Ray Poynter, author of The Handbook of Online and Social Media Research, this week presented his fourth annual Festival of NewMR, a global series of webinars staggered around the clock to make sure that participants from all over the world could participate. This annual event really broadens conference participation, being free to attendees, thanks to the sponsors, and accessible from anywhere in the world.
If you missed the Festival, or any part of it, the Festival sessions are online in bite-sized chunks, one speaker at a time. You can watch the webcast or download the presentation slides. Here are some of my highlights:
- “Five-star rating for films” – Jon Puleston of GMI Interactive pointed out that only 10% of IMDB film ratings use 1 or 2 stars.

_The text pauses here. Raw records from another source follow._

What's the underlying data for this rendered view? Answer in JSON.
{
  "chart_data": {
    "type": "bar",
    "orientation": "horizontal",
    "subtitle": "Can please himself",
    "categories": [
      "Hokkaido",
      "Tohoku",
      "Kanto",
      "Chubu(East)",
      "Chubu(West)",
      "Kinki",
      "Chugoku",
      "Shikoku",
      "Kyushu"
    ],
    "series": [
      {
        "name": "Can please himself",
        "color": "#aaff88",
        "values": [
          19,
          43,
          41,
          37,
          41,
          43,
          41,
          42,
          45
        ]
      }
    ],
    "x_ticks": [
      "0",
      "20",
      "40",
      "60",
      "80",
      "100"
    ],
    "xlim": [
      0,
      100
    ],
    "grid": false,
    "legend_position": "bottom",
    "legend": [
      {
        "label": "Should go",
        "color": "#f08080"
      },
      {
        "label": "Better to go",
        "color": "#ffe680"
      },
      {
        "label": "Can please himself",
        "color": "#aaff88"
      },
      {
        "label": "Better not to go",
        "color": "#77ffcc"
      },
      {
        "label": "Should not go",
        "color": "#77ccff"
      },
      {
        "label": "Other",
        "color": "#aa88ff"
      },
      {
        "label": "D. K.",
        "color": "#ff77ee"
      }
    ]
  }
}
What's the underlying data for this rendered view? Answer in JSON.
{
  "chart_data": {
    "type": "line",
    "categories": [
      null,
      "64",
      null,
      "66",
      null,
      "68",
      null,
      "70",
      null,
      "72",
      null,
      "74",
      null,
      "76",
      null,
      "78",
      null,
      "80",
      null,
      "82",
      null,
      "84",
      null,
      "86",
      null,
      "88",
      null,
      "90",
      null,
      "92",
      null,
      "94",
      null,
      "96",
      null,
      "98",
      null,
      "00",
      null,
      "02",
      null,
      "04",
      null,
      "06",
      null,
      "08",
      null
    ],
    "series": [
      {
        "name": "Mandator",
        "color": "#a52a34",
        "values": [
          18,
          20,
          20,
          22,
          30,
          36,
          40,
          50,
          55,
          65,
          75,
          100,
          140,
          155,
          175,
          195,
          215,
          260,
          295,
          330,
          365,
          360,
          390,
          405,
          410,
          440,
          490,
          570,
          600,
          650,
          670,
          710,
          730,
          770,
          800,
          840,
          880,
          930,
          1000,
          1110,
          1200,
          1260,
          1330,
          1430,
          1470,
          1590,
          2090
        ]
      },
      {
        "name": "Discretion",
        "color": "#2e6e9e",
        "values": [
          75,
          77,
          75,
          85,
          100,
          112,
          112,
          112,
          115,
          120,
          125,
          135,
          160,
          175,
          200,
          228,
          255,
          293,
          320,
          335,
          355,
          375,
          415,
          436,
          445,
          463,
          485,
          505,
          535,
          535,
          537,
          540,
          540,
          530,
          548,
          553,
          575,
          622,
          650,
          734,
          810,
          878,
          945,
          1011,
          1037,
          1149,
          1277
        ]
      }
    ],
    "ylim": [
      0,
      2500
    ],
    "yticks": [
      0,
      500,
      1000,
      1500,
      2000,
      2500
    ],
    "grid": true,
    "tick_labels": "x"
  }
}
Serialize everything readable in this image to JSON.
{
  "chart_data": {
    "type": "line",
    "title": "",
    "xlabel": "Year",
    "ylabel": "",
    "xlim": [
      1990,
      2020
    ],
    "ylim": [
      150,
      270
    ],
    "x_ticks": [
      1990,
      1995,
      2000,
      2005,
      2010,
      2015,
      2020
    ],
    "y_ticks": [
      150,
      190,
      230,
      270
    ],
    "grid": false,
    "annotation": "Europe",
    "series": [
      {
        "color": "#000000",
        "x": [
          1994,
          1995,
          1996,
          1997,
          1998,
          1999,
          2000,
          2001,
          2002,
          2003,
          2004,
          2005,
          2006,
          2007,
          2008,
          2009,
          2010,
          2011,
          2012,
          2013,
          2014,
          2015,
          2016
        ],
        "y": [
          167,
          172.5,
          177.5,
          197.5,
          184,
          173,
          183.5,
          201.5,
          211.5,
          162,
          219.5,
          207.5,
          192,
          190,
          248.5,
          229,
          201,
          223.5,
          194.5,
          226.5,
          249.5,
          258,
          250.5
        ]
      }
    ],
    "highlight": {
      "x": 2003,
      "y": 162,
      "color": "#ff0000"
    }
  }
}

Meanwhile, 4 and 5 stars make up 60% of the ratings. Nor is this limited to films; this problem occurs in the distribution of answers to most 5-point Likert scale questions. Jon shares the results of his ongoing experiments into improving such ratings.
- “Angels and Demons: Do you know who your data quality questions are penalizing?” – Annie Pettit of Peanut Labs provided a sneak peak at her research into what separates good respondents from cheaters. She tortured over 8,000 respondents with a survey instrument designed to catch 30 different errors. Don’t let their suffering be in vain! Find out which questions most trip up those respondents who are only completing the survey for the incentive.
- “Adventures in Text Analytics” – Sue York walks us down the Yellow Brick Road of using text analytics for qualitative research, taking us from the Wicked Witch of word clouds to the Wizard of concept maps. (Click your heels three times to guess the text she analyzed.)
- “Does the ‘uncanny valley’ signal the point that Big Data ends and market research starts?” – Colin Strong of GfK UK talked about how consumers regard personal data usage. While they are generally aware that much of their activity is tracked and even traded between firms, they don’t understand what information is tracked or why it is tracked. Moreover, 69% of consumers surveyed “consider it creepy the way brands use their personal data.” This is evocative of the uncanny valley, which occurs when simulated human features so closely approximate natural behavior that humans find them revolting. Colin hopes that this gap creates an opportunity for MR to compete and differentiate itself from Big Data.
- “Better Questionnaire Design” – Pete Cape of Survey Sampling International taught a Training Day session emphasizing best practices for writing survey instruments. He continued his crusade against matrix questions, which he emphasized are “tedious, mentally exhausting” and produce “over-fast processing”. He also shared side-by-side comparisons of many of the experiments he’s run.